Ironically, it was proposed not so long ago to deprecate to_be/to_le in favour of to_be_bytes/to_le_bytes, since the former conflate abstract values with bit representations.

nly · on May 8, 2021

That's fine if whatever type 'var' happens to be is NOT usable as an arithmetic type, otherwise you can easily just forget to call .to_le() or .to_native(), or whatever, and end up with a bug. I don't know Rust, so don't know if this is the case?

Boost.Endian actually lets you pick between arithmetic and buffer types.

'big_uint32_buf_t' is a buffer type that requires you to call .value() or do a conversion to an integral type. It does not support arithmetic operations.

'big_uint32_t' is an arithmetic type, and supports all the arithmetic operators.

There are also variants of both endian suffixed '_at' for when you know you have aligned access.

raphlinus · on May 8, 2021

The idiomatic way to do this in Rust is to use functions like .to_le_bytes(), so you have the u32 (or whatever) on one end and raw bytes (something like [u8; 4]) on the other. It can get slightly tedious if you're doing it by hand, but it's impossible to accidentally forget. If you're doing this kind of thing at scale, like dealing with TrueType fonts (another bastion of big-endian), it's common to reach for derive macros, which automate a great deal of the tedium.

nly · on May 8, 2021

Who decides what methods to add to the bytes type/abstraction?

If I have a 3 byte big endian integer can I access it easily in rust without resorting to shifts?

In C++ I could probably create a fairly convincing big_uint24_t type and use it in a packed struct and there would be no inconsistencies with how it's used with respect to the more common varieties

raphlinus · on May 8, 2021

In Rust, [u8; N] and &[u8] are both primitive types, and not abstractions. It's possible to create an abstraction around either (the former even more so now with const generics), but that's not necessary. It's also possible to use "extension traits" to add methods, even to existing and built-in types[1].
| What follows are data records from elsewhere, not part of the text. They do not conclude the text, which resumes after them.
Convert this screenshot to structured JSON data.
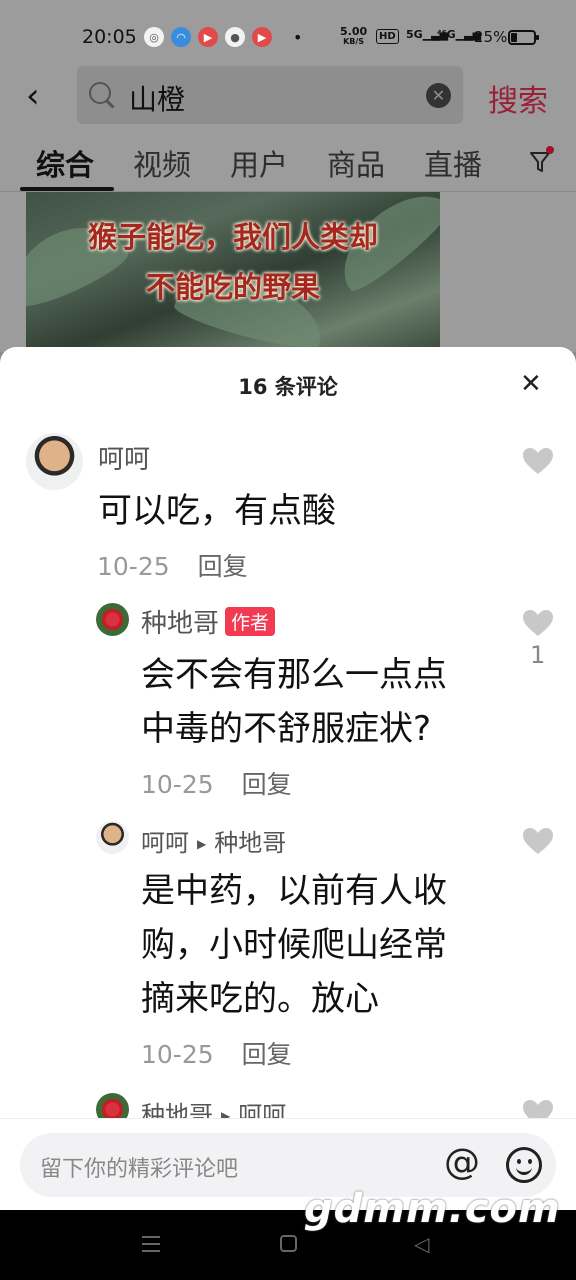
{
  "status_bar": {
    "time": "20:05",
    "speed_value": "5.00",
    "speed_unit": "KB/S",
    "hd": "HD",
    "net1": "5G",
    "net2": "⁴⁶G",
    "battery": "25%"
  },
  "search": {
    "query": "山橙",
    "submit_label": "搜索"
  },
  "tabs": [
    "综合",
    "视频",
    "用户",
    "商品",
    "直播"
  ],
  "video": {
    "title_line1": "猴子能吃，我们人类却",
    "title_line2": "不能吃的野果"
  },
  "comments_panel": {
    "title": "16 条评论",
    "comments": [
      {
        "user": "呵呵",
        "text": "可以吃，有点酸",
        "date": "10-25",
        "reply_label": "回复",
        "likes": ""
      },
      {
        "user": "种地哥",
        "badge": "作者",
        "text_line1": "会不会有那么一点点",
        "text_line2": "中毒的不舒服症状?",
        "date": "10-25",
        "reply_label": "回复",
        "likes": "1"
      },
      {
        "user": "呵呵",
        "reply_to": "种地哥",
        "text_line1": "是中药，以前有人收",
        "text_line2": "购，小时候爬山经常",
        "text_line3": "摘来吃的。放心",
        "date": "10-25",
        "reply_label": "回复"
      },
      {
        "user": "种地哥",
        "reply_to": "呵呵"
      }
    ]
  },
  "input": {
    "placeholder": "留下你的精彩评论吧",
    "at_symbol": "@"
  },
  "watermark": "gdmm.com",
  "colors": {
    "accent": "#f23a52",
    "search_button": "#9a2038",
    "overlay": "#9c9c9c"
  }
}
I'm not sure about a 3 byte big endian integer. I mean, that's going to compile down to some combination of shifting and masking operations anyway, isn't it? I suspect that if you have some oddball binary format that needs, this it will be possible to write some code to marshal it, that compiles down to the best possible asm. Godbolt is your friend here :)

[1]: https://rust-lang.github.io/rfcs/0445-extension-trait-conven...

nly · on May 8, 2021

I agree then that in Rust you could make something consistent.

I think there's no need for explicit shifts. You need to memcpy anyway to deal with alignment issues, so you may as well just copy in to the last 3 bytes of a zero-initialized, big endian, 32bit uint.

https://gcc.godbolt.org/z/jEnsW8WfE

raphlinus · on May 8, 2021

That's just constant folding. Here's what it looks like when you actually need to go to memory:

https://gcc.godbolt.org/z/9qGqh6M1E

And I think we're on the same page, it should be possible to get similar results in Rust.

Brian_K_White · on May 8, 2021

It demonstrates that c++ is even less safe.

cbmuser · on May 8, 2021

You are still casting one pointer type into another which can result in unaligned access.

If you need to change byte orders, you should use library to achieve that.

nly · on May 8, 2021

Boost.Endian is the library here and this code is safe because the big_uint32_t type has an alignment requirement of 1 byte.

This is why ubsan is silent and not even injecting a check in to the compiled code.

You can check the alignment constraints with static_assert (something else you can't do in standard C): https://gcc.godbolt.org/z/KTcf9ax6r

kevin_thibedeau · on May 8, 2021

C11 has static_assert: https://gcc.godbolt.org/z/E3bGc95o3

Is also has _Generic() so you can roll up a family of endianness conversion functions and safely change types without blowing up somewhere else with a hardcoded conversion routine.